Les Ligures ne refusèrent pas; ils demandèrent seulement un 
délai de deux mois pour lever leurs troupes. (8) En attendant, Magon, envoyant 
de tous côtés des émissaires dans la campagne gauloise, y enrôle des 
mercenaires; des vivres de toute sorte lui sont envoyés aussi, en cachette, par 
les peuples gaulois. (9) Marcus Livius, lui, fait passer son armée de 
volontaires esclaves d'Étrurie en Gaule, et, s'étant joint à Lucretius, se 
prépare, si Magon, quittant la Ligurie, s'approche de Rome, à marcher à sa 
rencontre. Si le Carthaginois se tient tranquille dans son coin des Alpes, lui 
aussi, dans la même région, autour d'Ariminum, il défendra l'Italie. 
Les soldats de Scipion attaquent la citadelle de Locres (été 
205)
[XIX, 6] 
(1) Après le retour d'Afrique de Caius Laelius, quoique 
Scipion fût poussé à s'embarquer par les instances de Masinissa, et que ses 
soldats, en voyant toute la flotte chargée du butin ramené du territoire ennemi, 
brûlassent de l'envie de franchir la mer le plus tôt possible, ce grand dessein 
fut traversé par un autre moins important, celui de reprendre la ville de Locres, 
qui, vers le moment où l'Italie abandonnait le parti de Rome, était, elle aussi, 
passée aux Carthaginois. (2) L'espoir de réussir dans cette entreprise, un petit 
incident le fit briller.
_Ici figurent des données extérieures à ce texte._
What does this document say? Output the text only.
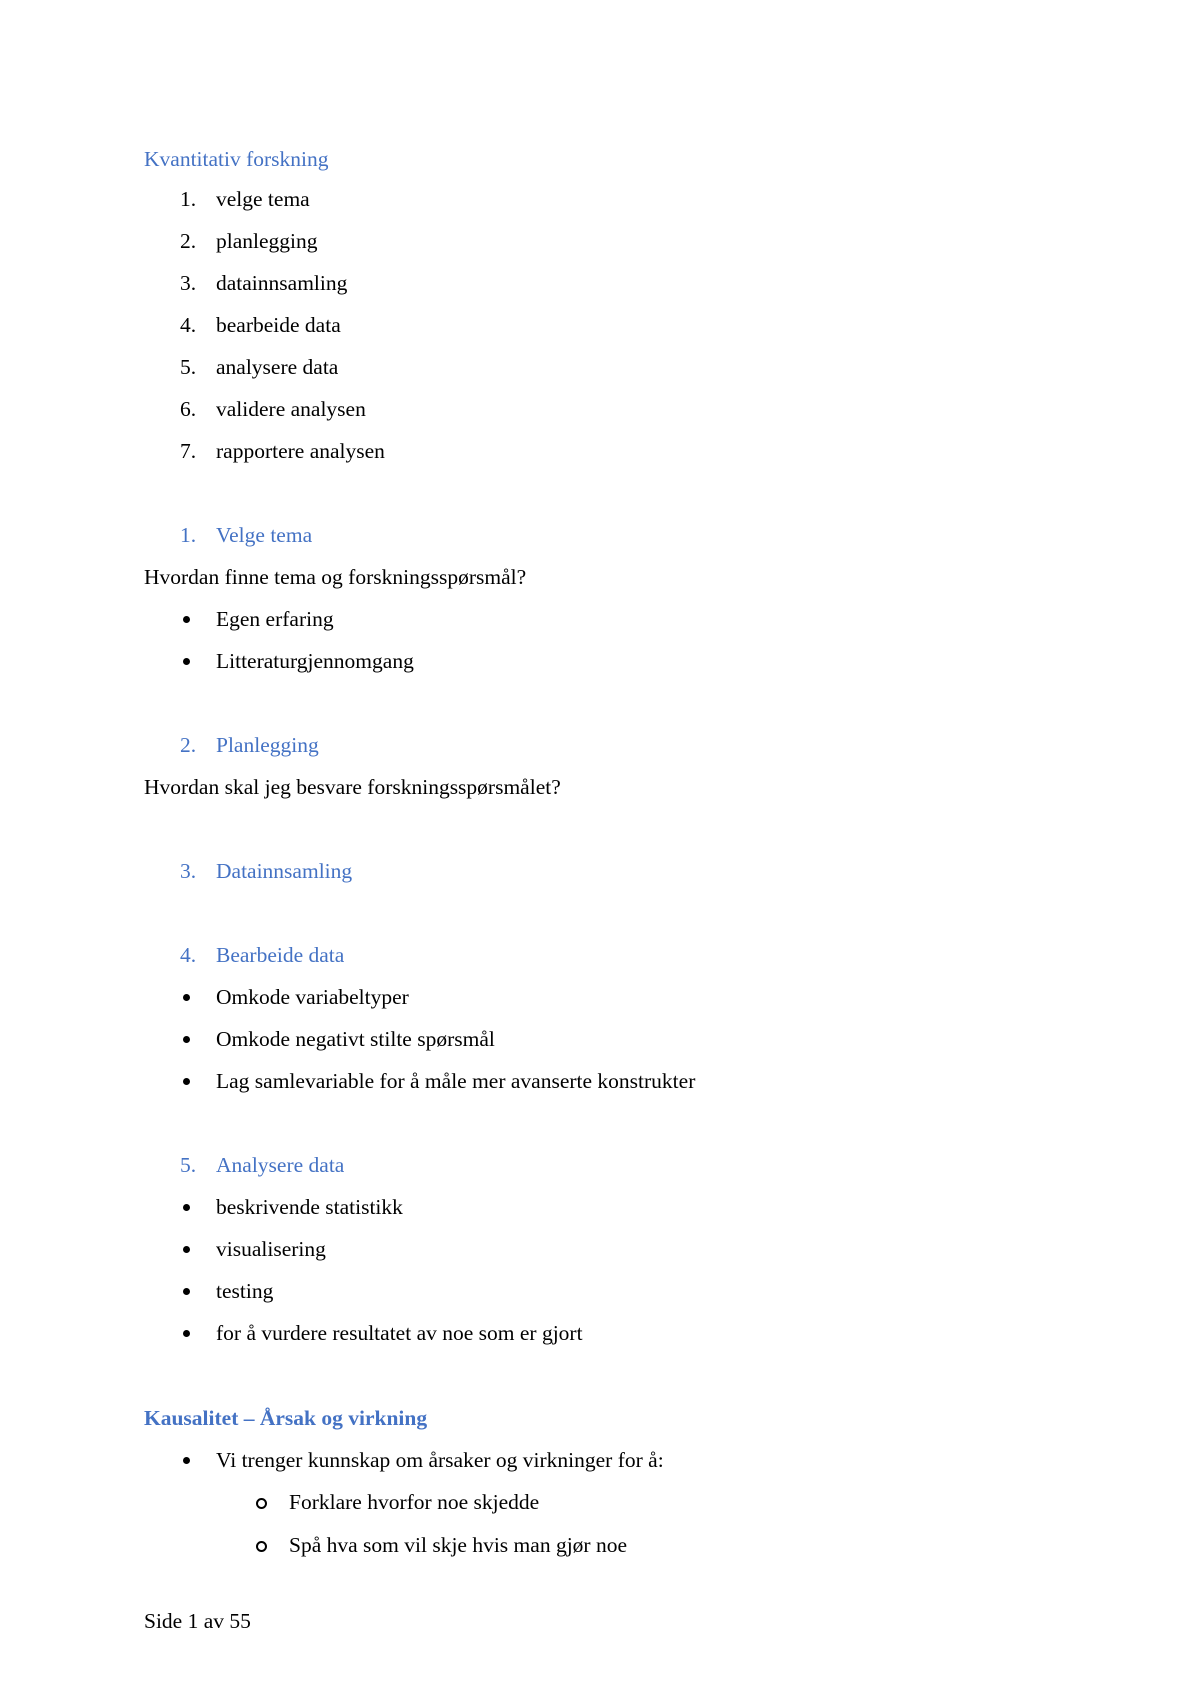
Kvantitativ forskning
1. velge tema
2. planlegging
3. datainnsamling
4. bearbeide data
5. analysere data
6. validere analysen
7. rapportere analysen
1. Velge tema
Hvordan finne tema og forskningsspørsmål?
Egen erfaring
Litteraturgjennomgang
2. Planlegging
Hvordan skal jeg besvare forskningsspørsmålet?
3. Datainnsamling
4. Bearbeide data
Omkode variabeltyper
Omkode negativt stilte spørsmål
Lag samlevariable for å måle mer avanserte konstrukter
5. Analysere data
beskrivende statistikk
visualisering
testing
for å vurdere resultatet av noe som er gjort
Kausalitet – Årsak og virkning
Vi trenger kunnskap om årsaker og virkninger for å:
Forklare hvorfor noe skjedde
Spå hva som vil skje hvis man gjør noe
Side 1 av 55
On faisait dans le Bruttium du brigandage plutôt qu'une 
guerre en règle, les Numides en ayant donné l'exemple, et les Bruttii, par goût 
naturel autant que par alliance avec les Carthaginois, s'étant empressés de 
suivre cette coutume; (3) à la fin, les Romains, eux aussi, arrivant, par une 
véritable contagion, à prendre plaisir au pillage, faisaient, autant que leurs 
chefs le leur permettaient, des incursions en territoire ennemi. (4) Ces 
Romains, surprenant certains Locriens hors de leur ville, les avaient cernés et 
emmenés à Regium. Au nombre de ces prisonniers se trouvèrent par hasard des 
ouvriers qui, d'habitude, travaillaient, contre salaire, chez les Carthaginois, 
dans la citadelle de Locres. (5) Reconnus par des citoyens importants de Locres 
qui, chassés par la faction adverse - celle qui avait livré la ville à Hannibal 
- s'étaient réfugiés à Regium, (6) ces ouvriers, après avoir répondu aux 
questions que font tous les gens longtemps absents de leur patrie, et raconté 
tout ce qui se passait dans la ville, donnèrent à ces exilés l'espoir que, 
rachetés et renvoyés à Locres, ils pourraient leur en livrer la citadelle: ils y 
habitaient, dirent-ils, et, parmi les Carthaginois, on se fiait à eux pour tout. 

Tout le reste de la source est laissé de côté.